A video accompanying a story by DSU Saniya Craft shows a senior member saying, “If you have anything in the y’all bag, maybe we’ll find it, okay? I’m looking for a bit of marijuana but I’m pretty. in you we will find everyone. “
By this time, Liberty County Sheriff’s Office officials had begun removing players’ bags from the car’s car park to investigate after asking Jones to open it. Police had a dog that smelled of drugs at the scene.
Officials learned that the passengers were in the lacrosse team.
“If there’s anything in there that’s suspicious,” his deputy said on the bus, “please tell me now, because when we find it, what do you think? We can’t help it.”
Legal staff inside and outside the bus were clean on photos and videos accompanied by thehornetonline.com account. Most, but not all, of the players and coaches on the bus were Black.
DSU President Tony Allen briefed university members on what happened earlier Monday. In it, Allen said DSU has informed Delaware Gov. John Carney, state Attorney General’s office, Delaware congressional delegation and the Congress of the Black Caucus on the incident.
“They, like me, get angry,” Allen wrote. “We have also reached out to Georgia Law Enforcement and are looking at ways in which we can – legally and otherwise – be available to our running students, our coaches, and the university.”

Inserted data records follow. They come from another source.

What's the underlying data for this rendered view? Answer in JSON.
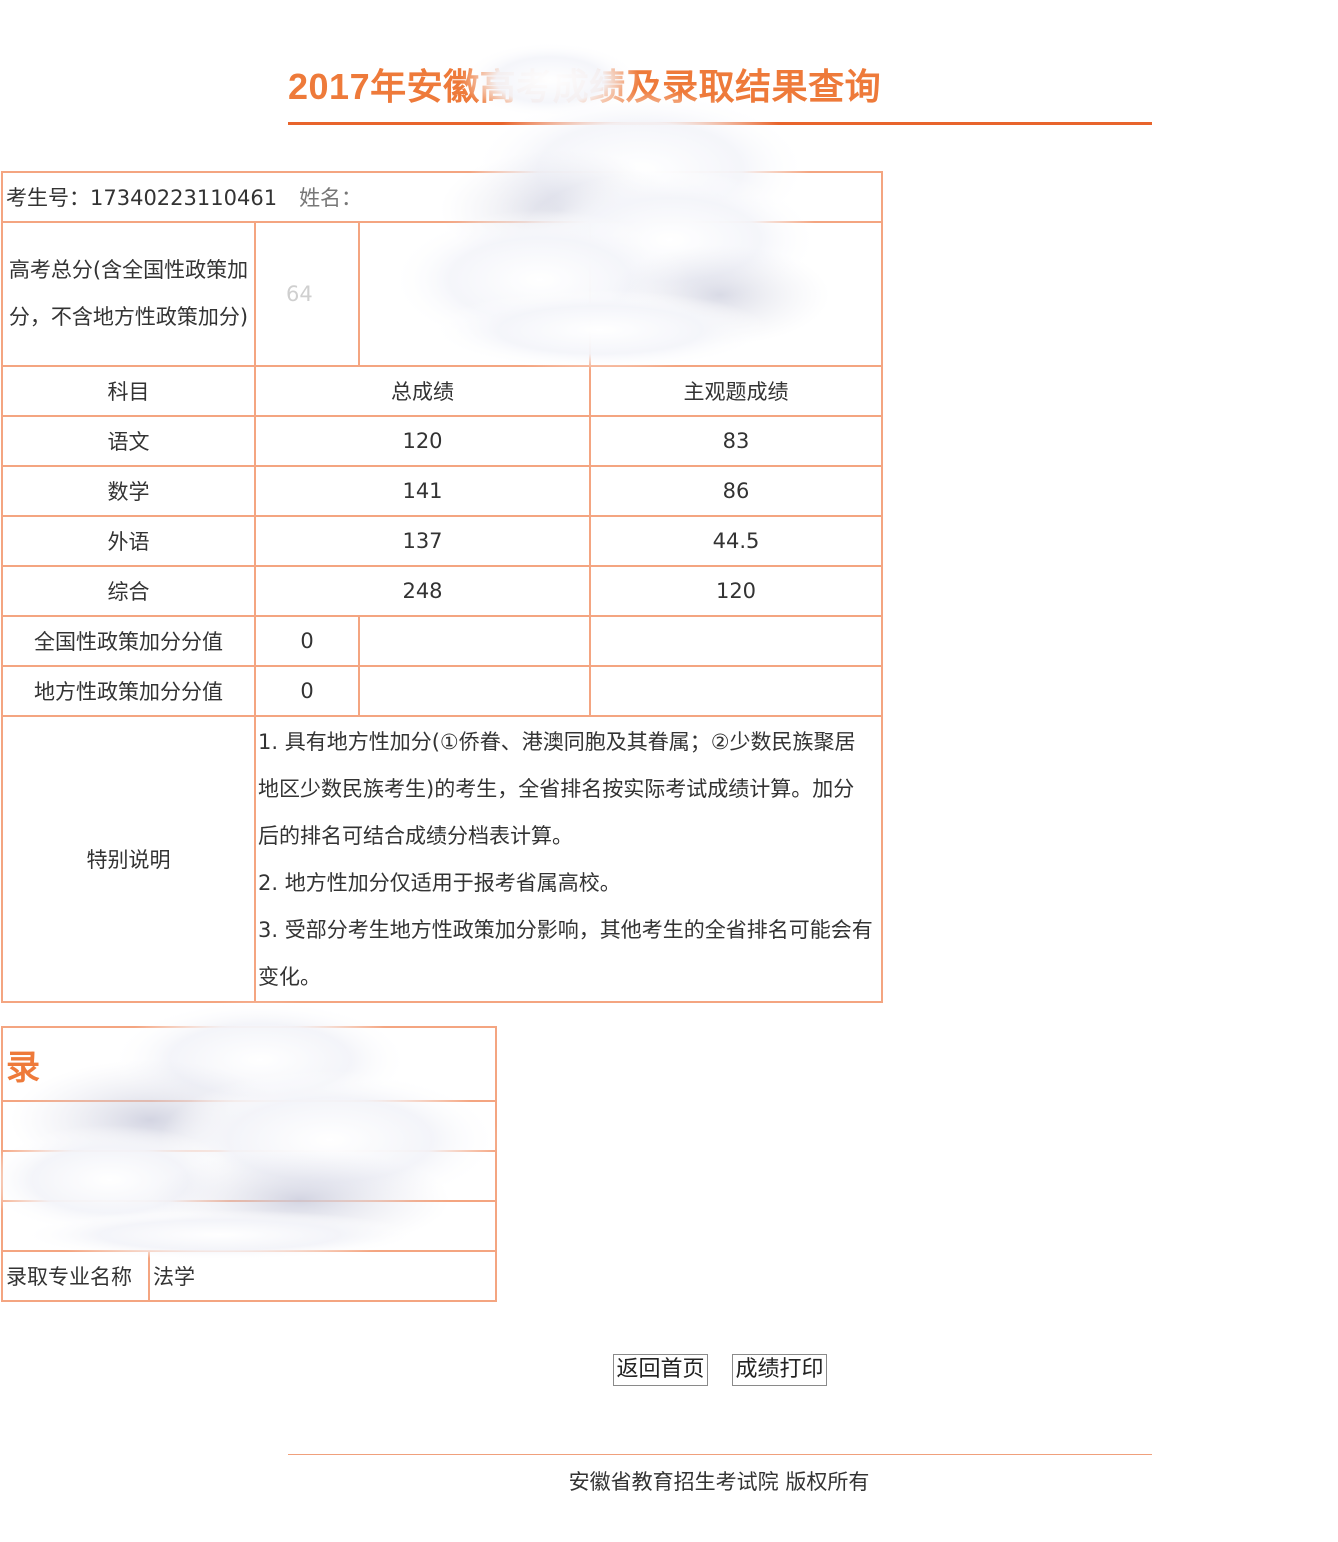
{
  "header": {
    "title": "2017年安徽高考成绩及录取结果查询"
  },
  "candidate": {
    "exam_no_label": "考生号：",
    "exam_no": "17340223110461",
    "name_label": "姓名："
  },
  "score": {
    "total_label": "高考总分(含全国性政策加分，不含地方性政策加分)",
    "total_value": "64",
    "headers": {
      "subject": "科目",
      "total": "总成绩",
      "subjective": "主观题成绩"
    },
    "subjects": [
      {
        "name": "语文",
        "total": "120",
        "subjective": "83"
      },
      {
        "name": "数学",
        "total": "141",
        "subjective": "86"
      },
      {
        "name": "外语",
        "total": "137",
        "subjective": "44.5"
      },
      {
        "name": "综合",
        "total": "248",
        "subjective": "120"
      }
    ],
    "national_bonus_label": "全国性政策加分分值",
    "national_bonus_value": "0",
    "local_bonus_label": "地方性政策加分分值",
    "local_bonus_value": "0",
    "notes_label": "特别说明",
    "notes": [
      "1. 具有地方性加分(①侨眷、港澳同胞及其眷属；②少数民族聚居地区少数民族考生)的考生，全省排名按实际考试成绩计算。加分后的排名可结合成绩分档表计算。",
      "2. 地方性加分仅适用于报考省属高校。",
      "3. 受部分考生地方性政策加分影响，其他考生的全省排名可能会有变化。"
    ]
  },
  "admission": {
    "heading_partial": "录",
    "major_label": "录取专业名称",
    "major_value": "法学"
  },
  "buttons": {
    "home": "返回首页",
    "print": "成绩打印"
  },
  "footer": {
    "copyright": "安徽省教育招生考试院 版权所有"
  },
  "colors": {
    "accent": "#ee7a3a",
    "rule": "#e8642c",
    "border": "#f4a581"
  }
}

Delaware State coach Pamella Jenkins called Monday’s incident “very disappointing” and praised the team members for being “consistent.”
When members of the group saw their belongings being removed before the second was announced, they were shocked, Jenkins said.
“What made them angry was that they thought they were guilty of it (the defendants),” Jenkins said. “This is what really made me angry because I trust my girls.”
“One of my school athletes asked them, ‘How did we get out of the parking lot all the time to the drug-smelling dogs passing by our luggage?’ Jenkins said. “The police officer said that on this highway there are many buses that smuggle people and they have to work hard. “
Gov. Carney released a statement Monday calling the movie “disappointing, frustrating and frustrating.”
“Times like this have to be changed to be part of our country’s history,” Carney said, “but it continues to be unfortunate all the time in every part of our country. It’s difficult especially when it affects our region.”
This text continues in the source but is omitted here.